Even our 2003 Convention did not come off without controversy. John Mitchler — just hours after becoming this year’s only 48 completer — made an impassioned plea for Charles Mound and handed out Galena brochures. His dad a former Illinois state senator was also on hand for moral support.
However, before even being told about it, Jean Wuebbels owner of the highpoint sent a message to us and to the Galena Chamber of Commerce saying that they were closing Charles Mound to “tourists” although not to legitimate highpointers who make arrangements with them to visit and to walk from the road to the summit.
Within a few hours both John and I had further discussions with the Wuebbels. They are very gracious people and have done everything they can to make Charles Mound a fun destination. They are excited about the Convention.
Our Club has changed in its handling of private property issues. We have a better sensitivity to it and are quick to resolve problems before they fester and become bigger issues.
Speaking of nipping a problem in the bud, then there’s the situation in Delaware.

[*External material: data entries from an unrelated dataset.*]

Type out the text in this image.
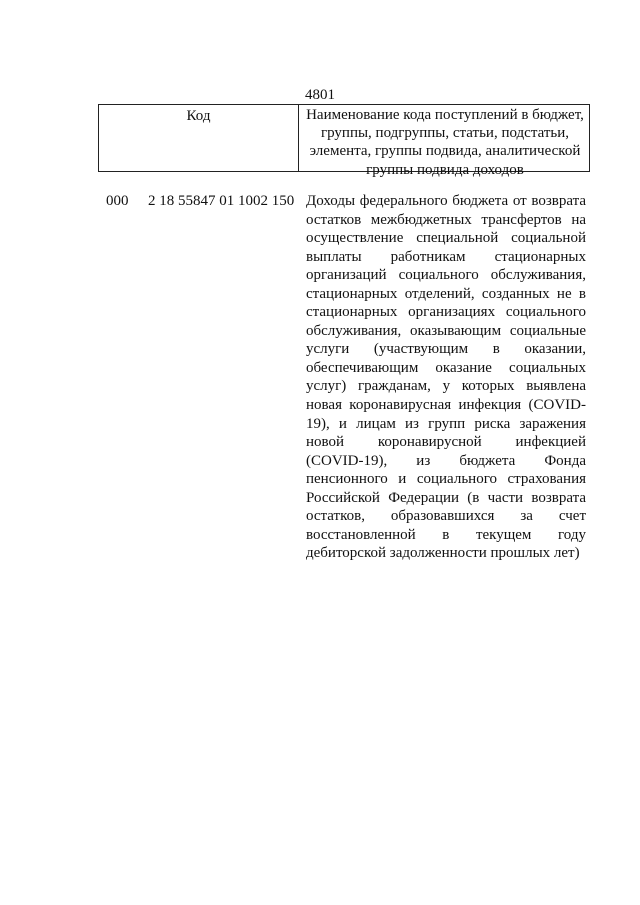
4801
Код	Наименование кода поступлений в бюджет, группы, подгруппы, статьи, подстатьи, элемента, группы подвида, аналитической группы подвида доходов
000 2 18 55847 01 1002 150 Доходы федерального бюджета от возврата остатков межбюджетных трансфертов на осуществление специальной социальной выплаты работникам стационарных организаций социального обслуживания, стационарных отделений, созданных не в стационарных организациях социального обслуживания, оказывающим социальные услуги (участвующим в оказании, обеспечивающим оказание социальных услуг) гражданам, у которых выявлена новая коронавирусная инфекция (COVID-19), и лицам из групп риска заражения новой коронавирусной инфекцией (COVID-19), из бюджета Фонда пенсионного и социального страхования Российской Федерации (в части возврата остатков, образовавшихся за счет восстановленной в текущем году дебиторской задолженности прошлых лет)
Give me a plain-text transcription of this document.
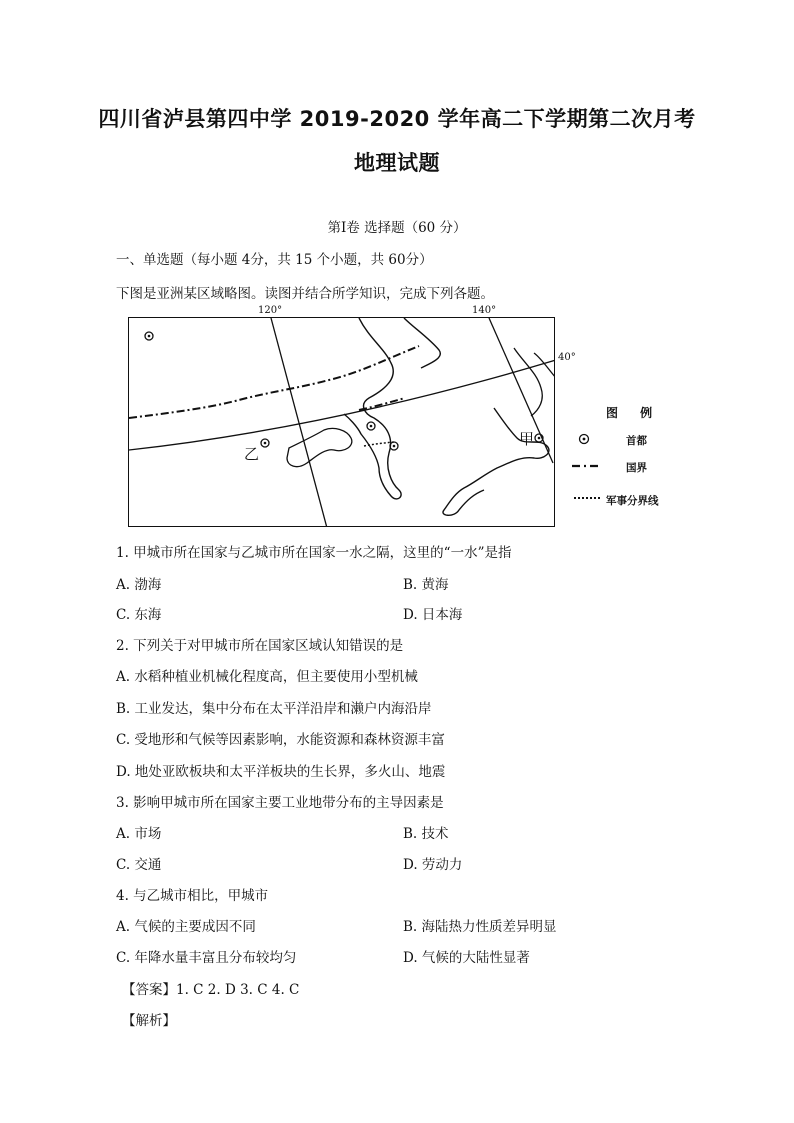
四川省泸县第四中学 2019-2020 学年高二下学期第二次月考
地理试题
第Ⅰ卷 选择题（60 分）
一、单选题（每小题 4分，共 15 个小题，共 60分）
下图是亚洲某区域略图。读图并结合所学知识，完成下列各题。
120°	140°
40°
乙
甲
图 例
首都
国界
军事分界线
1. 甲城市所在国家与乙城市所在国家一水之隔，这里的“一水”是指
A. 渤海	B. 黄海
C. 东海	D. 日本海
2. 下列关于对甲城市所在国家区域认知错误的是
A. 水稻种植业机械化程度高，但主要使用小型机械
B. 工业发达，集中分布在太平洋沿岸和濑户内海沿岸
C. 受地形和气候等因素影响，水能资源和森林资源丰富
D. 地处亚欧板块和太平洋板块的生长界，多火山、地震
3. 影响甲城市所在国家主要工业地带分布的主导因素是
A. 市场	B. 技术
C. 交通	D. 劳动力
4. 与乙城市相比，甲城市
A. 气候的主要成因不同	B. 海陆热力性质差异明显
C. 年降水量丰富且分布较均匀	D. 气候的大陆性显著
【答案】1. C 2. D 3. C 4. C
【解析】
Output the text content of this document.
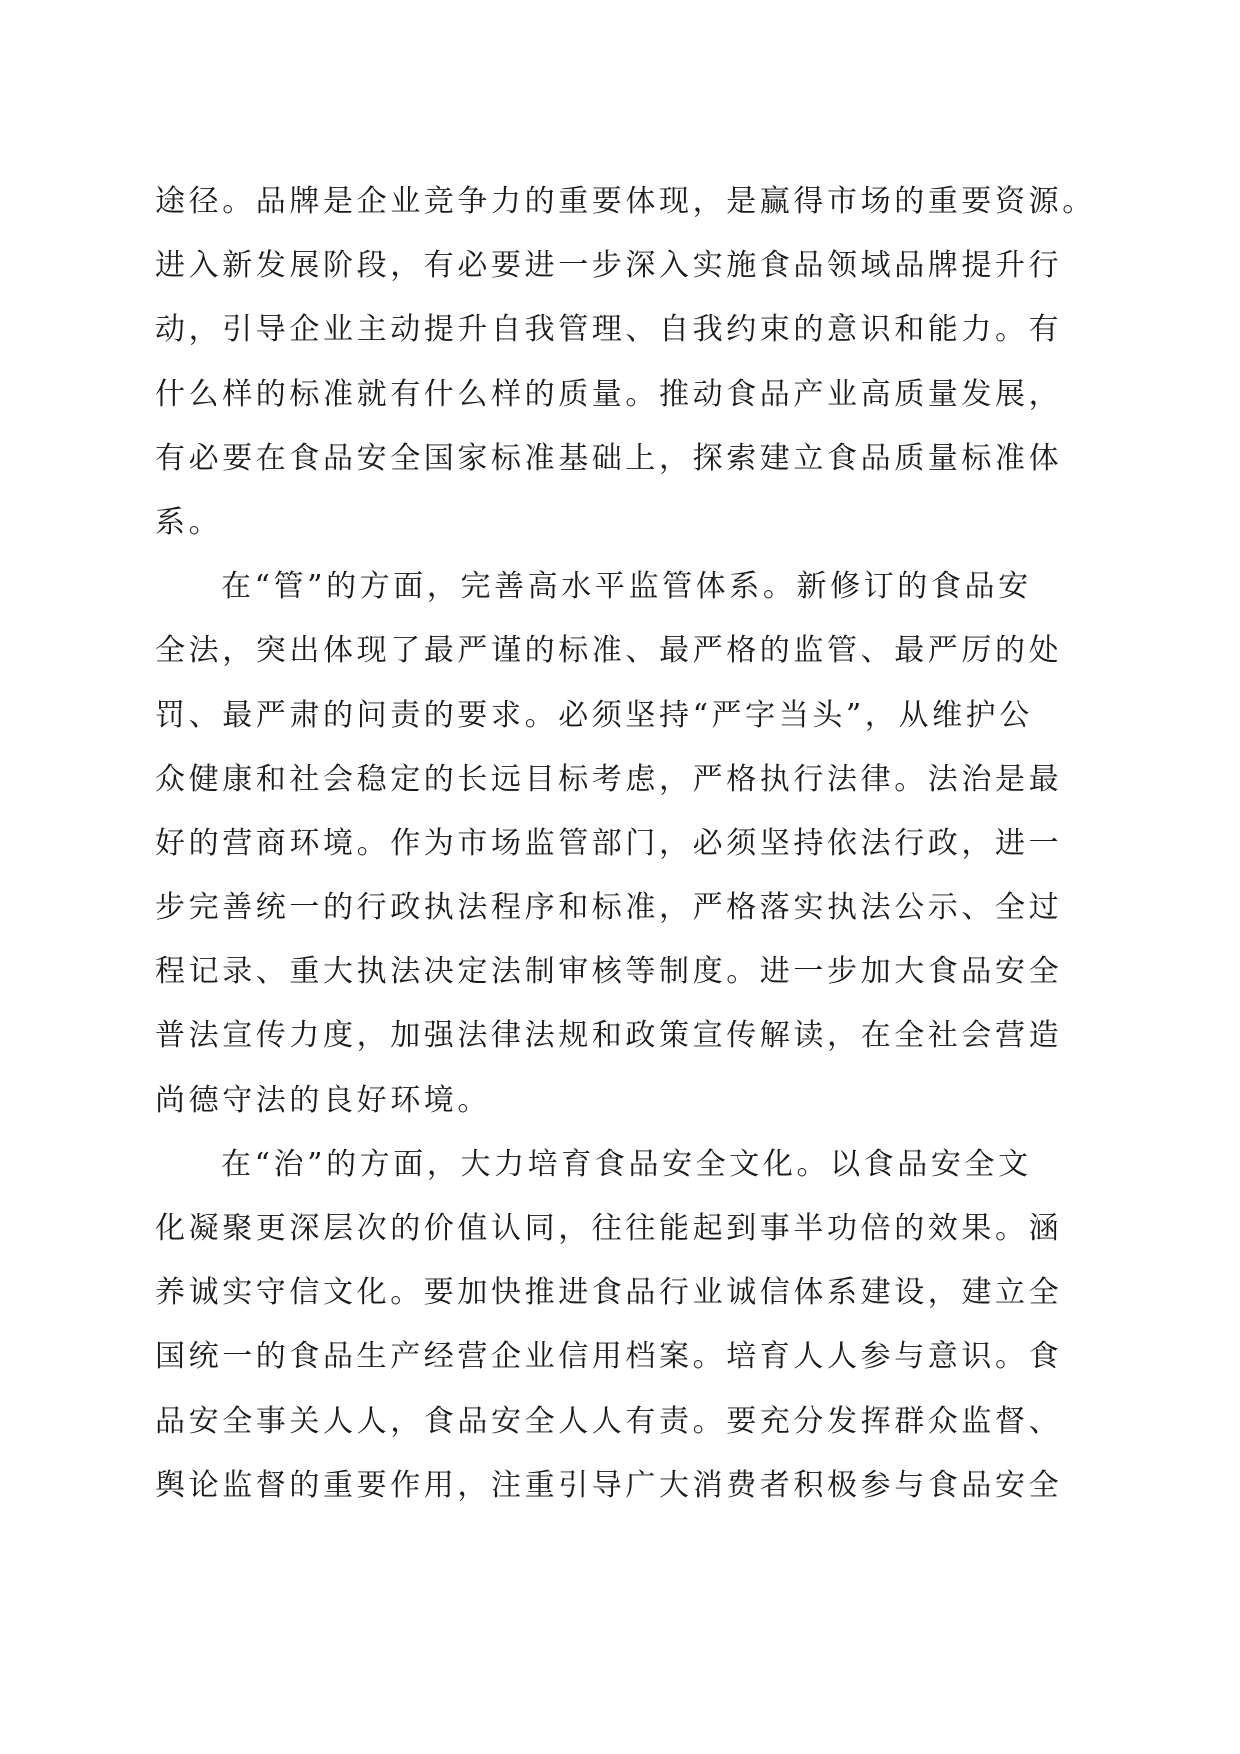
途径。品牌是企业竞争力的重要体现，是赢得市场的重要资源。
进入新发展阶段，有必要进一步深入实施食品领域品牌提升行
动，引导企业主动提升自我管理、自我约束的意识和能力。有
什么样的标准就有什么样的质量。推动食品产业高质量发展，
有必要在食品安全国家标准基础上，探索建立食品质量标准体
系。
在“管”的方面，完善高水平监管体系。新修订的食品安
全法，突出体现了最严谨的标准、最严格的监管、最严厉的处
罚、最严肃的问责的要求。必须坚持“严字当头”，从维护公
众健康和社会稳定的长远目标考虑，严格执行法律。法治是最
好的营商环境。作为市场监管部门，必须坚持依法行政，进一
步完善统一的行政执法程序和标准，严格落实执法公示、全过
程记录、重大执法决定法制审核等制度。进一步加大食品安全
普法宣传力度，加强法律法规和政策宣传解读，在全社会营造
尚德守法的良好环境。
在“治”的方面，大力培育食品安全文化。以食品安全文
化凝聚更深层次的价值认同，往往能起到事半功倍的效果。涵
养诚实守信文化。要加快推进食品行业诚信体系建设，建立全
国统一的食品生产经营企业信用档案。培育人人参与意识。食
品安全事关人人，食品安全人人有责。要充分发挥群众监督、
舆论监督的重要作用，注重引导广大消费者积极参与食品安全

William S. Schenck from the Delaware Geological Survey has confirmed what Paul Zumwalt said in his survey — that the actual highpoint is in a trailer park just west of the marker at Ebright and Ramblewood. As this has become widely known the trailer park has posted a “private property” sign. The Club Board has voted to accept the sign as an official visit to the highpoint.
We couldn’t avoid controversy on state-owned highpoints. At the beginning of the summer the Ameren Co., which provides electricity to St. Louis, announced plans to build America’s largest pumped storage power plant just west of Taum Sauk on Church Mountain. The plant with its 100 foot high dam on Taum Sauk Creek would have flooded Taum Sauk State Park and obliterated the trail between the Missouri summit and Johnson Shut Ins. Jakk Longacre did a spectacular job fighting this. After the Missouri Governor announced his opposition, Ameren backed down and says it will not pursue the project.
O.K. so much for controversy. Let’s hear some kudos for the Club itself. Did you know we have members in all 50 states? I’m not sure exactly when that demographic occurred but I’m told it’s never been formally announced. So now it is!
Also, for folks flying in on U.S. Air it was nice to see that we were featured in a cover issue on their inflight “Attache” magazine. The Chicago Tribune had nice things to say about Paul Zumwalt and there was a very nice AP article about the Sterlers in Iowa.
There’s a whole bunch more I’d like to tell you, but I better go.
Kudos to you all and thanks for your patience!